Speaking in Herzliya, Frank said, “The question of whether Iran will decide to go for a nuclear weapon is very complicated. My opinion is that they will not.”

“This is because they have two things to lose. First, if they do so they will have to exit the NPT [Nuclear Non Proliferation Treaty] which will put them in a similar place as North Korea…Second, I do not think Iran really would ever intend to actually use a nuclear weapon,” suggesting Tehran would use it to deter attempts at regime change and to embolden its regional terror.

At the same conference, Defense Ministry Director-General Amir Eshel asked whether Israel has the capability to strike and set back Iran’s nuclear program, saying, “The current government has made a paradigm shift on this issue, placing a much greater emphasis on building much more massive, substantial and relevant forces according to the existing threat.”

“There are a diverse number of issues. We are not only dealing with the Iranian nuclear program. We are dealing with a system-wide clash with Iran and we need to assume that there could be a region-wide war,” he warned.

 THEN-US secretary of state John Kerry walks with Robert Malley following a meeting with an Iranian team in 2015, before the Iran nuclear deal was reached.  (credit: BRIAN SNYDER/REUTERS) THEN-US secretary of state John Kerry walks with Robert Malley following a meeting with an Iranian team in 2015, before the Iran nuclear deal was reached. (credit: BRIAN SNYDER/REUTERS)

Eshel summed up that the IDF does have a sufficient attack capability for Iran, but that the questions are broad strategy, interests and costs.

Former IDF chief Gadi Eisenkot said that Israel’s security forces’ brave actions against Iran to date were the main reason Iran has failed so far to obtain nuclear weapons.

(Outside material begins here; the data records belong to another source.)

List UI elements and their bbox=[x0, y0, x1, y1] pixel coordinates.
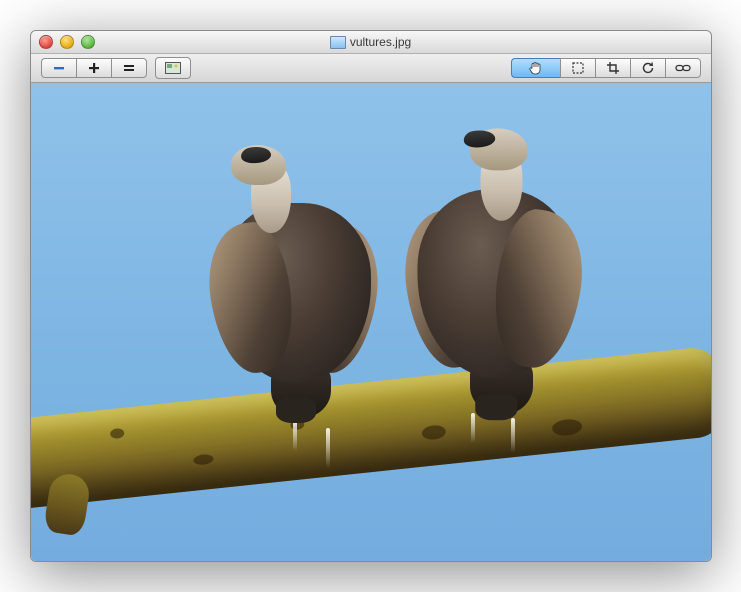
zoom-in-button[interactable] bbox=[76, 58, 111, 78]
zoom-button[interactable] bbox=[81, 35, 95, 49]
marquee-icon bbox=[571, 61, 585, 75]
hand-tool-button[interactable] bbox=[511, 58, 560, 78]
minimize-button[interactable] bbox=[60, 35, 74, 49]
actual-size-icon bbox=[165, 62, 181, 74]
image-canvas[interactable] bbox=[31, 83, 711, 561]
link-tool-button[interactable] bbox=[665, 58, 701, 78]
equals-icon bbox=[122, 61, 136, 75]
file-type-icon bbox=[330, 36, 346, 49]
rotate-icon bbox=[641, 61, 655, 75]
crop-icon bbox=[606, 61, 620, 75]
zoom-segment bbox=[41, 58, 147, 78]
marquee-tool-button[interactable] bbox=[560, 58, 595, 78]
minus-icon bbox=[52, 61, 66, 75]
window-controls bbox=[31, 35, 95, 49]
hand-icon bbox=[528, 61, 544, 75]
link-icon bbox=[675, 63, 691, 73]
displayed-image bbox=[31, 83, 711, 561]
tools-segment bbox=[511, 58, 701, 78]
toolbar bbox=[31, 54, 711, 83]
window-title: vultures.jpg bbox=[31, 35, 711, 49]
crop-tool-button[interactable] bbox=[595, 58, 630, 78]
close-button[interactable] bbox=[39, 35, 53, 49]
zoom-out-button[interactable] bbox=[41, 58, 76, 78]
zoom-fit-button[interactable] bbox=[111, 58, 147, 78]
image-viewer-window: vultures.jpg bbox=[30, 30, 712, 562]
rotate-tool-button[interactable] bbox=[630, 58, 665, 78]
titlebar[interactable]: vultures.jpg bbox=[31, 31, 711, 54]
plus-icon bbox=[87, 61, 101, 75]
actual-size-button[interactable] bbox=[155, 57, 191, 79]
window-title-text: vultures.jpg bbox=[350, 35, 411, 49]
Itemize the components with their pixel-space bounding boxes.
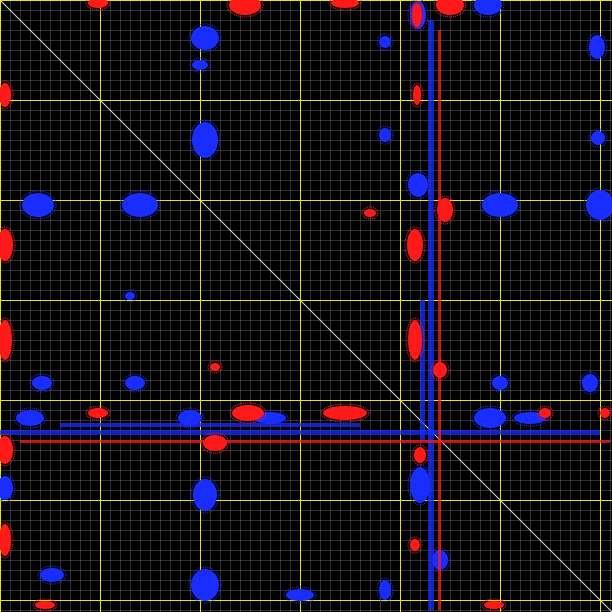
negative-peak: [40, 568, 64, 582]
negative-peak: [122, 193, 158, 217]
positive-peak: [484, 601, 504, 609]
negative-peak: [286, 589, 314, 601]
negative-peak: [582, 374, 598, 392]
negative-peak: [192, 60, 208, 70]
positive-peak: [414, 447, 426, 463]
negative-peak: [125, 376, 145, 390]
negative-peak: [193, 479, 217, 511]
negative-peak: [125, 292, 135, 300]
negative-peak: [178, 410, 202, 426]
positive-band-vertical: [438, 30, 441, 610]
negative-peak: [492, 376, 508, 390]
negative-band-vertical: [420, 300, 425, 440]
positive-peak: [364, 209, 376, 217]
positive-peak: [232, 405, 264, 421]
positive-peak: [539, 408, 551, 418]
nmr-contour-plot: [0, 0, 612, 612]
negative-peak: [379, 128, 391, 142]
negative-band-horizontal: [60, 423, 360, 427]
positive-peak: [203, 435, 227, 451]
negative-peak: [22, 193, 54, 217]
positive-peak: [410, 539, 420, 551]
positive-peak: [408, 320, 422, 360]
negative-peak: [482, 193, 518, 217]
positive-peak: [210, 363, 220, 371]
negative-peak: [474, 408, 506, 428]
positive-peak: [433, 362, 447, 378]
negative-band-horizontal: [0, 430, 600, 435]
positive-peak: [88, 408, 108, 418]
negative-peak: [379, 36, 391, 48]
negative-peak: [191, 26, 219, 50]
positive-band-horizontal: [20, 440, 610, 443]
positive-peak: [600, 408, 610, 418]
negative-peak: [379, 580, 391, 600]
negative-peak: [16, 410, 44, 426]
negative-peak: [408, 173, 428, 197]
positive-peak: [35, 601, 55, 609]
positive-peak: [323, 406, 367, 420]
negative-peak: [591, 131, 605, 145]
negative-peak: [32, 376, 52, 390]
positive-peak: [407, 229, 423, 261]
negative-peak: [589, 35, 605, 59]
negative-peak: [191, 569, 219, 601]
positive-peak: [413, 85, 421, 105]
negative-peak: [192, 122, 218, 158]
negative-band-vertical: [428, 20, 434, 610]
positive-peak: [437, 198, 453, 222]
negative-peak: [410, 467, 430, 503]
positive-peak: [412, 3, 422, 27]
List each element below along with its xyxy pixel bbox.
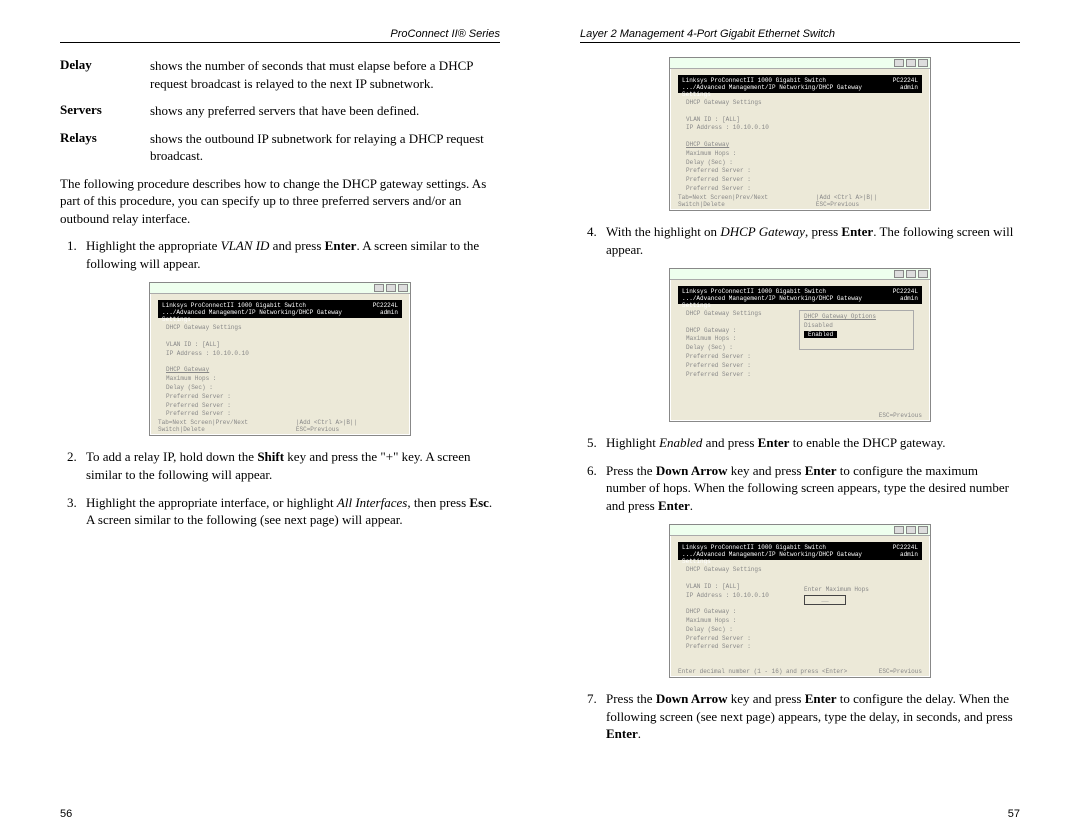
window-controls — [150, 283, 410, 294]
step-6: Press the Down Arrow key and press Enter… — [600, 462, 1020, 515]
page-number-left: 56 — [60, 808, 72, 820]
step-1: Highlight the appropriate VLAN ID and pr… — [80, 237, 500, 272]
screenshot-gateway-options: Linksys ProConnectII 1000 Gigabit Switch… — [669, 268, 931, 422]
minimize-icon — [374, 284, 384, 292]
page-number-right: 57 — [1008, 808, 1020, 820]
close-icon — [918, 270, 928, 278]
header-left: ProConnect II® Series — [60, 28, 500, 43]
definition-list: Delay shows the number of seconds that m… — [60, 57, 500, 165]
minimize-icon — [894, 270, 904, 278]
minimize-icon — [894, 59, 904, 67]
page-right: Layer 2 Management 4-Port Gigabit Ethern… — [540, 0, 1080, 834]
maximize-icon — [386, 284, 396, 292]
def-row: Relays shows the outbound IP subnetwork … — [60, 130, 500, 165]
def-row: Servers shows any preferred servers that… — [60, 102, 500, 120]
step-5: Highlight Enabled and press Enter to ena… — [600, 434, 1020, 452]
maximize-icon — [906, 59, 916, 67]
def-desc: shows the number of seconds that must el… — [150, 57, 500, 92]
maximize-icon — [906, 270, 916, 278]
step-2: To add a relay IP, hold down the Shift k… — [80, 448, 500, 483]
intro-para: The following procedure describes how to… — [60, 175, 500, 228]
def-term: Delay — [60, 57, 150, 92]
screenshot-dhcp-settings: Linksys ProConnectII 1000 Gigabit Switch… — [669, 57, 931, 211]
def-desc: shows any preferred servers that have be… — [150, 102, 500, 120]
page-left: ProConnect II® Series Delay shows the nu… — [0, 0, 540, 834]
step-3: Highlight the appropriate interface, or … — [80, 494, 500, 529]
header-right: Layer 2 Management 4-Port Gigabit Ethern… — [580, 28, 1020, 43]
screenshot-max-hops: Linksys ProConnectII 1000 Gigabit Switch… — [669, 524, 931, 678]
maximize-icon — [906, 526, 916, 534]
minimize-icon — [894, 526, 904, 534]
close-icon — [918, 526, 928, 534]
step-4: With the highlight on DHCP Gateway, pres… — [600, 223, 1020, 258]
close-icon — [918, 59, 928, 67]
close-icon — [398, 284, 408, 292]
def-term: Relays — [60, 130, 150, 165]
window-controls — [670, 269, 930, 280]
window-controls — [670, 58, 930, 69]
def-term: Servers — [60, 102, 150, 120]
screenshot-vlan-settings: Linksys ProConnectII 1000 Gigabit Switch… — [149, 282, 411, 436]
window-controls — [670, 525, 930, 536]
def-row: Delay shows the number of seconds that m… — [60, 57, 500, 92]
max-hops-input-box: __ — [804, 595, 846, 605]
enabled-option-highlight: Enabled — [804, 331, 837, 339]
step-7: Press the Down Arrow key and press Enter… — [600, 690, 1020, 743]
def-desc: shows the outbound IP subnetwork for rel… — [150, 130, 500, 165]
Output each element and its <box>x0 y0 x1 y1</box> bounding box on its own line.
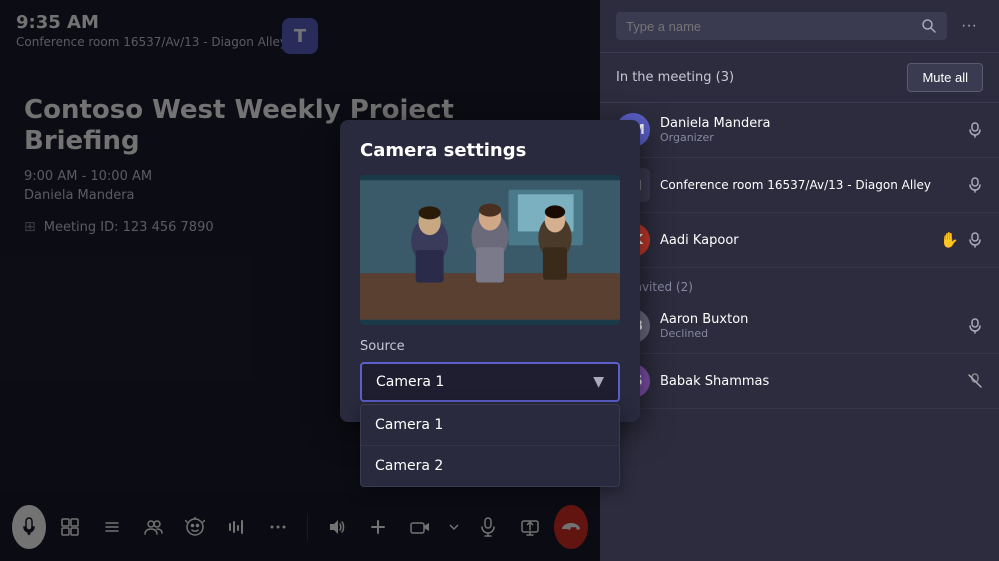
source-label: Source <box>360 339 620 354</box>
participant-mic-button[interactable] <box>967 232 983 248</box>
camera-preview <box>360 175 620 325</box>
search-icon-button[interactable] <box>921 18 937 34</box>
participant-mic-button[interactable] <box>967 373 983 389</box>
source-select-container: Camera 1 ▼ Camera 1 Camera 2 <box>360 362 620 402</box>
participant-controls <box>967 177 983 193</box>
modal-overlay: Camera settings <box>0 0 600 561</box>
camera-option-2[interactable]: Camera 2 <box>361 446 619 486</box>
participant-mic-button[interactable] <box>967 177 983 193</box>
participant-name: Babak Shammas <box>660 374 957 389</box>
search-input[interactable] <box>626 19 915 34</box>
participant-info: Daniela Mandera Organizer <box>660 116 957 144</box>
camera-feed-svg <box>360 175 620 325</box>
participant-role: Organizer <box>660 131 957 144</box>
list-item: BS Babak Shammas <box>600 354 999 409</box>
camera-settings-modal: Camera settings <box>340 120 640 422</box>
list-item: DM Daniela Mandera Organizer <box>600 103 999 158</box>
modal-title: Camera settings <box>360 140 620 161</box>
participant-role: Declined <box>660 327 957 340</box>
participants-header: ··· <box>600 0 999 53</box>
participant-info: Conference room 16537/Av/13 - Diagon All… <box>660 178 957 192</box>
right-panel: ··· In the meeting (3) Mute all DM Danie… <box>600 0 999 561</box>
participant-list: DM Daniela Mandera Organizer <box>600 103 999 561</box>
chevron-down-icon: ▼ <box>593 374 604 390</box>
source-select-box[interactable]: Camera 1 ▼ <box>360 362 620 402</box>
search-container <box>616 12 947 40</box>
list-item: AB Aaron Buxton Declined <box>600 299 999 354</box>
participant-mic-button[interactable] <box>967 122 983 138</box>
participant-mic-button[interactable] <box>967 318 983 334</box>
participant-controls: ✋ <box>940 231 983 249</box>
mic-muted-icon <box>967 373 983 389</box>
participant-info: Aadi Kapoor <box>660 233 930 248</box>
participant-info: Aaron Buxton Declined <box>660 312 957 340</box>
in-meeting-row: In the meeting (3) Mute all <box>600 53 999 103</box>
list-item: Conference room 16537/Av/13 - Diagon All… <box>600 158 999 213</box>
invited-section: rs invited (2) <box>600 268 999 299</box>
camera-option-1[interactable]: Camera 1 <box>361 405 619 446</box>
participant-controls <box>967 122 983 138</box>
selected-camera-label: Camera 1 <box>376 374 444 390</box>
participant-name: Daniela Mandera <box>660 116 957 131</box>
mic-icon <box>967 318 983 334</box>
hand-raised-icon-button[interactable]: ✋ <box>940 231 959 249</box>
participant-info: Babak Shammas <box>660 374 957 389</box>
in-meeting-label: In the meeting (3) <box>616 70 734 85</box>
participant-name: Aadi Kapoor <box>660 233 930 248</box>
search-icon <box>921 18 937 34</box>
participant-controls <box>967 373 983 389</box>
mute-all-button[interactable]: Mute all <box>907 63 983 92</box>
mic-icon <box>967 177 983 193</box>
participant-name: Conference room 16537/Av/13 - Diagon All… <box>660 178 957 192</box>
panel-more-button[interactable]: ··· <box>955 13 983 39</box>
mic-icon <box>967 122 983 138</box>
camera-dropdown-menu: Camera 1 Camera 2 <box>360 404 620 487</box>
participant-controls <box>967 318 983 334</box>
participant-name: Aaron Buxton <box>660 312 957 327</box>
list-item: AK Aadi Kapoor ✋ <box>600 213 999 268</box>
mic-icon <box>967 232 983 248</box>
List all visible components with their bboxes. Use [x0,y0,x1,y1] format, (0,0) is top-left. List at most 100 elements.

Discussing regional issues, former national security council chief Giora Eiland said that if Israel is not careful, the Saudis could decide to drop normalization efforts with the Jewish state and instead cut a deal with Iran.

Eiland said that too many analysts believe that the Saudis’ current need for an alliance with either the US or Israel or both in order to defend themselves from Iran is a permanent feature of international relations.

Instead, he said the entire balance of geopolitical relations between the Saudis and Iran could change in an instant.

Former Mossad chief Tamir Pardo asked the audience “do the Jews want one state with the Palestinians?”

He also said that by failing to resolve the Palestinian issue Israeli policies have exacerbated a rift with the US Democratic Party.

Pardo pointed out that internal processes in the US might be to Israel’s disadvantage. As the country becomes more multi-cultural it loses some of the Judeo-Christian character which has dominated policy until today.

However, he said Israel’s ability to resolve or not resolve the Palestinian issue can heavily impact the broader trends of how the Democratic Party feels about Israel.

Referring both to the issue with the Palestinians and other social conflicts in Israel, Eisenkot said that the state must be able to have control over demolishing illegal residences in a variety of areas, whether that means the Jewish Homesh outpost in the West Bank, illegal Beduin building in the South or illegal Arab building in the Galilee.

He also said that the country must base important decisions on a broad vision of the national interest and not on small-time politics.